Development and Validation of a New Chromatographic Method for the Simultaneous Estimation of Serratiopeptidase, Aceclofenac and Paracetamol by RP-HPLC
- *Corresponding Author:
- Afroze Alam
School of Pharmaceutical Sciences
Shoolini University, Bajhol, Solan-173 229
Himachal Pradesh, India
E-mail: [email protected]
Received Date: February 18, 2017 Accepted Date: March 07, 2017 Published Date: March 13, 2017
Citation: Navneet Kumar U, Afroze A, Pradeepti C, Shailendra K, Naik KK, et al. (2017) Development and Validation of a New Chromatographic Method for the Simultaneous Estimation of Serratiopeptidase, Aceclofenac and Paracetamol by RP-HPLC. Pharm Anal Chem 3: 122. doi: 10.4172/2471-2698.1000122
Copyright: © 2017 Navneet Kumar U, et al. This is an open-access article distributed under the terms of the Creative Commons Attribution License, which permits unrestricted use, distribution, and reproduction in any medium, provided the original author and source are credited.

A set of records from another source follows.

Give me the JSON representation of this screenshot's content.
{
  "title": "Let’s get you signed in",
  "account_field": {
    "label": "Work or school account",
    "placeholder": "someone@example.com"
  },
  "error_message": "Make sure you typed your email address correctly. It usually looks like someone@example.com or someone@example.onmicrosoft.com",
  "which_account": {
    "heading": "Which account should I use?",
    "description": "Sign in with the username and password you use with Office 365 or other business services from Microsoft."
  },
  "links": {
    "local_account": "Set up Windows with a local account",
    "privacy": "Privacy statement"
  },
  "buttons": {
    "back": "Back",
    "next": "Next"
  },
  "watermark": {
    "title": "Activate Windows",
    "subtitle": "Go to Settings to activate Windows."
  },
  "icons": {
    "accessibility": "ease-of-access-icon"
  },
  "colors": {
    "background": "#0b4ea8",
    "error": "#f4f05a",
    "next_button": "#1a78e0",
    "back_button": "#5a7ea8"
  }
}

Background: Method development, validation is an important parameter for the simultaneous estimation of Serratiopeptidase (SERA), Aceclofenac (ACE) and Paracetamol (PCM) by RP-HPLC, is supposed to be a costly and tedious process. The present study revealed using cheap and cost effective solvent system for the simultaneous estimation of Serratiopeptidase (SERA), Aceclofenac (ACE) and Paracetamol (PCM).

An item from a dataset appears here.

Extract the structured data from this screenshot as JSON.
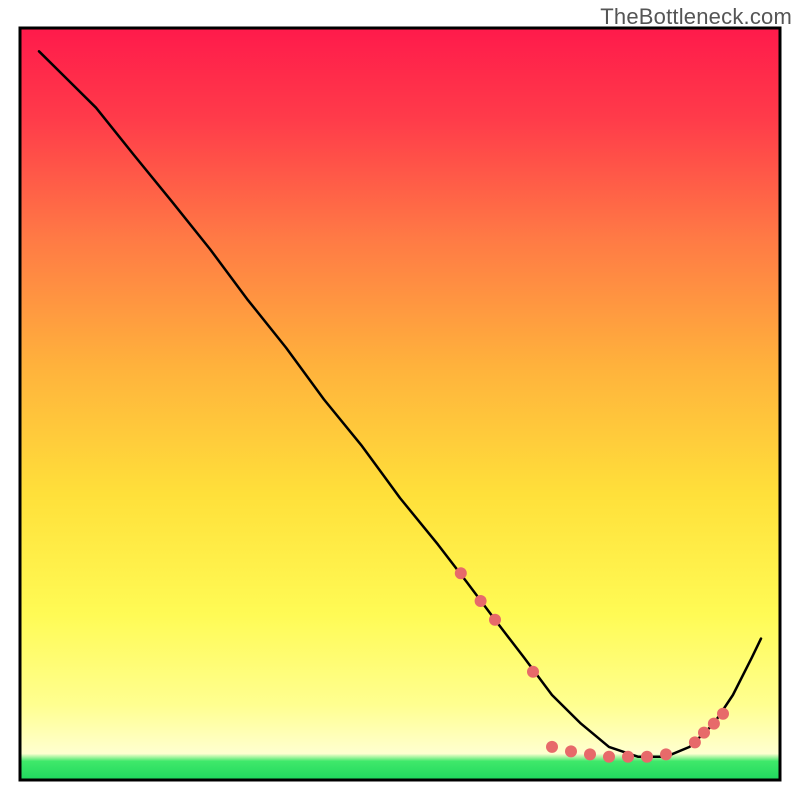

Objective: Development and validation of a new chromatographic method for the simultaneous estimation of Serratiopeptidase (SERA), Aceclofenac (ACE) and Paracetamol (PCM) by RP-HPLC of marketed formulations.
Methods: Simultaneous determination of SERA, ACE and PCM were carried out by RP-HPLC at the wavelength 327 nm, flow rate 0.4 mL/min, and the mobile phase used was water: methanol in the ratio (50:50 v/v). Further validation parameters such as system suitability, linearity, accuracy, precision, specificity, LOD, LOQ and robustness were taken into account to carry out the validation of the method.
Results: Absorbance maxima for the simultaneous determination were selected by the UV spectrophotometer and that was found to be 327 nm in methanol and water. During the process of RP-HPLC, the linearity was obtained in the concentration range of 2-10 μg/mL for SERA, 100-500 μg/mL for ACE and 20-100 μg/mL for PCM. Correlation coefficient (r) for SERA, ACE and PCM in methanol and water was found to be 0.9817, 0.991 and 0.9949 respectively.
Conclusion: The RP-HPLC method was simple, accurate, precise, and rapid and can be used for the simultaneous determination of SERA, ACE and PCM in bulk and pharmaceutical dosage form. The method is also economical as RP-HPLC grade water methanol in a ratio of (50:50) was used to achieve all the validation parameters.